Es lebe der König

Gert Voss ist König Lear

Luc Bondy ist ein großer Regisseur, er traut sich, eine wunderbare Übersetzung in voller Länge zu spielen (ohne Fäkalsprache und bei Hausmeister Krause gelerntes Piefkenesisch) und findet das Maß, die unbarmherzige Grausamkeit dieses Stückes auf die Bühne zu bringen, ohne dass es auch nur eine Sekunde lang ordinär wird. Er schafft es, nicht sichtbare Dinge (etwa die große Schlacht am Ende) rein optisch zu suggerieren, ohne Figuren hinzuerfinden zu müssen, die in minderwertiger Sprache Kürzungen und regiehafte Einfallslosigkeit (diese Vokabel nur um nicht zu sagen: Unfähigkeit) rechtfertigen wollen. So wie in diesem König Lear sieht gut gemachtes Regietheater aus, und gegen dieses Regietheater wird niemand, der auch nur halbwegs bei Verstand ist, etwas einzuwenden haben.

LearGert Voss ist König Lear. Er spielt ihn nicht, er ist es. Voss, der vom Himmel begnadete, – nein: König Lear jagt dem Zuschauer so oft die Gänsehaut den Rücken hinunter, dass der Begriff „Zuschauer“ nicht mehr passt. Man ist Mitfühler, im besten Sinn des Wortes. Voss’/Lears Körper, seine Seele durchlebt dieses Schicksal, gestisch, mimisch, psychisch und physisch, bis hin zur Stimme. Nichts ist „gemacht“. Hier ist ein wahrer, echter, großer Künstler.

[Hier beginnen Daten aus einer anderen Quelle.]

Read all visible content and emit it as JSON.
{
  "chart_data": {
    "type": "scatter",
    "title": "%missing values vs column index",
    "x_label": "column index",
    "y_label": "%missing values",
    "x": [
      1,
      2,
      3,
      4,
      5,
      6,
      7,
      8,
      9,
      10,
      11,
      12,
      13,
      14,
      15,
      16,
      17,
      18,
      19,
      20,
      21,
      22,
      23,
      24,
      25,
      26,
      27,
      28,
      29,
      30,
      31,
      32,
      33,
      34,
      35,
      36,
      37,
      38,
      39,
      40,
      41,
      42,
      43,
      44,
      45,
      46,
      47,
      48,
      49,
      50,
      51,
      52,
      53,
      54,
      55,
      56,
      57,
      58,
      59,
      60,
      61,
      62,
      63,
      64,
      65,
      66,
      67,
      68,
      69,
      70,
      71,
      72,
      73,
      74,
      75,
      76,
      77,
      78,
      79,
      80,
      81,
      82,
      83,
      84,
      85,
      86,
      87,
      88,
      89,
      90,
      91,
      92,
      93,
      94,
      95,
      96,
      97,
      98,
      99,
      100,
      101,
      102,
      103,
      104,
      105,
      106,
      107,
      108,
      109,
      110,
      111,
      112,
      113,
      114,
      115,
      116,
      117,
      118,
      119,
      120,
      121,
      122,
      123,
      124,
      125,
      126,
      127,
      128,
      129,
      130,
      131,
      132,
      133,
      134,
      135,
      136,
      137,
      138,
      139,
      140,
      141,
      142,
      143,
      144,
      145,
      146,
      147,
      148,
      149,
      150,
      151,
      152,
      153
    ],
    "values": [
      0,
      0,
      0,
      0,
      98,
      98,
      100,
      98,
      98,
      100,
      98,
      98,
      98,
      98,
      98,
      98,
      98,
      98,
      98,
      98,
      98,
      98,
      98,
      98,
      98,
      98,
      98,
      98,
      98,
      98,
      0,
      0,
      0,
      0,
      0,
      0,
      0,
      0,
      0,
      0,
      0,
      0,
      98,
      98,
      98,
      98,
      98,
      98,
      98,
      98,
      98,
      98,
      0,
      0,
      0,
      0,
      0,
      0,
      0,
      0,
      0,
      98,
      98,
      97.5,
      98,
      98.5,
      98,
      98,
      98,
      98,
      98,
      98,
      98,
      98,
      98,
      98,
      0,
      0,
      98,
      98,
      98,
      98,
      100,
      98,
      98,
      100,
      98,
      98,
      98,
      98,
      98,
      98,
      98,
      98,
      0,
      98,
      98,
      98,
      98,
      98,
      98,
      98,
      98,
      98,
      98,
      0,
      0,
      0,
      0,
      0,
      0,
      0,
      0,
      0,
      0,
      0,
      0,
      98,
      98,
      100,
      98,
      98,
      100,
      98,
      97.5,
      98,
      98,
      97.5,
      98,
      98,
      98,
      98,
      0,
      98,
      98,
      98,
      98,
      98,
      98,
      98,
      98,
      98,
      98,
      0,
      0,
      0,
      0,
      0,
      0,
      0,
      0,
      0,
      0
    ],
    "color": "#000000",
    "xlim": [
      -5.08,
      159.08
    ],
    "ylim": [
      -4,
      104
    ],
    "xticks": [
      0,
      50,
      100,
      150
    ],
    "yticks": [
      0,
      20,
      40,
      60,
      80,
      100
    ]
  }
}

Alle anderen Schauspieler agieren auf dieses Genie ausgerichtet und auf höchstem Niveau (besonders hervorzuheben natürlich Martin Schwab als Graf von Gloucester und Birgit Minichmmayr als Narr). Die Stärken von Philipp Hauß und Christian Nickel als Gloucesters Söhne lernt man im Laufe des Stückes immer mehr schätzen. Die Kostüme von Rudy Sbounghi sind wirklich als solche zu bezeichnen: Ein klares, schlüssiges und berührendes visuelles Konzept ist zu sehen – und trotz physischem Dreck auf der Bühne (Richard Peduzzi) ist es niemals schmutzig. Selbst die Nacktheit des Edgar, minutenlang, ist nicht die so oft zu beklagende Pflichtnudität; nein, sie macht einem das Schicksal dieses armen Menschen um so eindringlicher bewusst.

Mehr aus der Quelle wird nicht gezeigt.